Regardless of audience response, the one thing that has held true for each and every Star Wars film over the past 42 years is the vast amount of effort that went into creating them. Thankfully, there has been no shortage of behind-the-scenes material to inform the average consumer and fan about how the Star Wars movies were made across that four-decade timespan.
The Art of Star Wars: The Rise of Skywalker by Phil Stostak is the latest installment of a book series that has covered the original Star Wars trilogy, the prequel trilogy George Lucas created in the late 1990s and early 2000s, the two “Star Wars Stories” anthology films, the recently completed trilogy made under Lucasfilm’s current owner Disney, and even last fall’s impressive Star Wars: Jedi – Fallen Order video game.
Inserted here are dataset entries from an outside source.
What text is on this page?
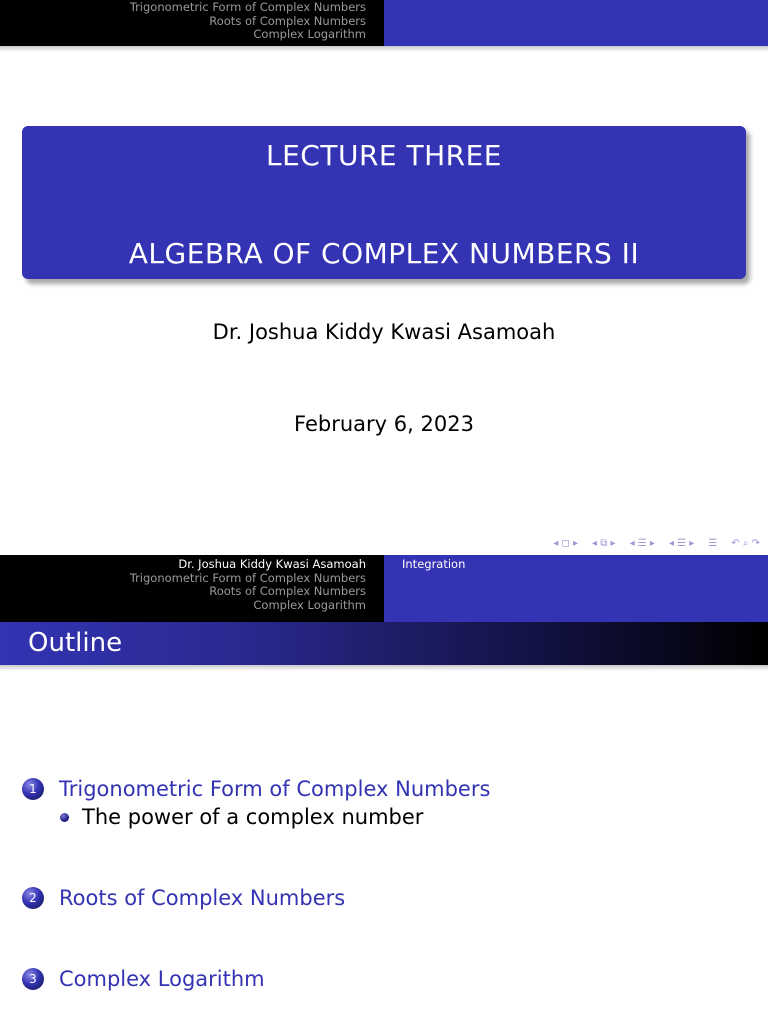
Trigonometric Form of Complex Numbers
Roots of Complex Numbers
Complex Logarithm
LECTURE THREE
ALGEBRA OF COMPLEX NUMBERS II
Dr. Joshua Kiddy Kwasi Asamoah
February 6, 2023
◂ ◻ ▸ ◂ ⧉ ▸ ◂ ☰ ▸ ◂ ☰ ▸ ☰ ↶ ⌕ ↷
Dr. Joshua Kiddy Kwasi Asamoah
Trigonometric Form of Complex Numbers
Roots of Complex Numbers
Complex Logarithm
Integration
Outline
1	Trigonometric Form of Complex Numbers
The power of a complex number
2	Roots of Complex Numbers
3	Complex Logarithm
There’s also an upcoming volume covering the smash hit live-action Disney+ Star Wars series The Mandalorian.
Each of these books contains art generated during its respective film’s development and pre-production stages, enlightening readers as to how certain concepts in the saga evolved from earlier forms into what they finally saw on the big or small screens. The Art of Star Wars: The Rise of Skywalker follows through on that idea in a roughly 250-page hardcover coffee-table-style tome that goes scene by scene through co-writer and director J.J. Abrams’s Episode IX, delivering gorgeous paintings and drawings of vistas and characters familiar for those who saw the movie– among a handful that landed on the cutting-room floor.
The foreword by Lucasfilm executive creative director Doug Chiang sets The Rise of Skywalker and its various designers into the context of the legacy that came before, and the forefathers of Star Wars concept illustration (like the legendary Ralph McQuarrie, Joe Johnston, and Nilo Rodis-Jamero) who set the initial groundwork on which the look of the remainder of the series would be based. Then, in his introduction, author Phil Szostak (The Art of Star Wars: The Force Awakens, The Art of Star Wars: The Last Jedi) provides a background on the chief filmic influences behind George Lucas’s Star Wars and how those inspirations carried over to shape the sequel trilogy under Abrams and The Last Jedi writer/director Rian Johnson.
Speaking of Star Wars: The Last Jedi, this book devotes fifteen pages to the filling in of gaps omitted from that film’s Art of edition– a number of key moments from the second half of the movie left out to avoid the leakage of spoiler material (up to and including the burning of Luke Skywalker’s Jedi temple, Leia’s dramatic Force-fueled space flight, the climactic face-off in Snoke’s throne room, and the final showdown between Kylo Ren and Luke’s Force projection on the planet Crait). And that brings us to The Rise of Skywalker, represented here in narrative chronology beginning with Resistance and First Order characters’ costume designs and sequentially flowing through the events of the story, planet by planet. We see early versions of the Aki-Aki creatures on Pasaana, the lovable single-wheeled droid D-O, and the denizens of the cantina on Kijimi.
One of the more fascinating reveals in The Art of Star Wars: The Rise of Skywalker concerns a six-page spread dedicated to a character identified only as the Oracle, with whom Kylo Ren meets on the planet Mustafar in order to further his quest to track down the resurrected Palpatine. This gruesome multi-legged creature would have bubbled up out of a swamp or lava pit and sometimes in its assorted forms rested on the head of a giant baby. I’m disappointed this sequence didn’t make it into the final film– it’s perhaps a bit further “out there” than we’re used to in Star Wars, but maybe that’s what Episode IX needed to keep it a bit fresher and set it further apart from its well-trodden brethren.
The rest of the book continues along this path, and the artwork collected here is undeniably magnificent. Occasionally we’re treated to glimpses at additional deleted scenes– some of which have been reinserted back into the story via the Expanded Edition Star Wars: The Rise of Skywalker novelization and its accompanying audiobook. My one complaint is that this volume once again leaves out a significant portion of integral moments from the second and third acts of the film– we don’t see anything from Rey’s return to Ahch-To or the design of Palpatine’s lair on Exegol– two pivotal scenes about which I was extremely curious to learn more. Considering the book was delayed to be released more than three months after the movie’s debut in theaters, you’d think they could have included these moments without fear of spoiling them. Will we see the absent art end up somewhere in the future, and considering the sequel trilogy is over and done with, where?
Still, The Art of Star Wars: The Rise of Skywalker continues the tradition of chronicling Lucasfilm’s pre-production process exceptionally well- though also completely missing is any reference to or concept art from Episode IX’s previous iteration as Colin Trevorrow’s Duel of the Fates. This book, like its many predecessors, is likely already a shelf-mate in the collections of most hard-core Star Wars fans, and ultimately provides yet another essential peek behind the curtain of the unfathomable effort that goes into creating A Galaxy Far, Far Away.
The Art of Star Wars: The Rise of Skywalker is now available wherever books are sold.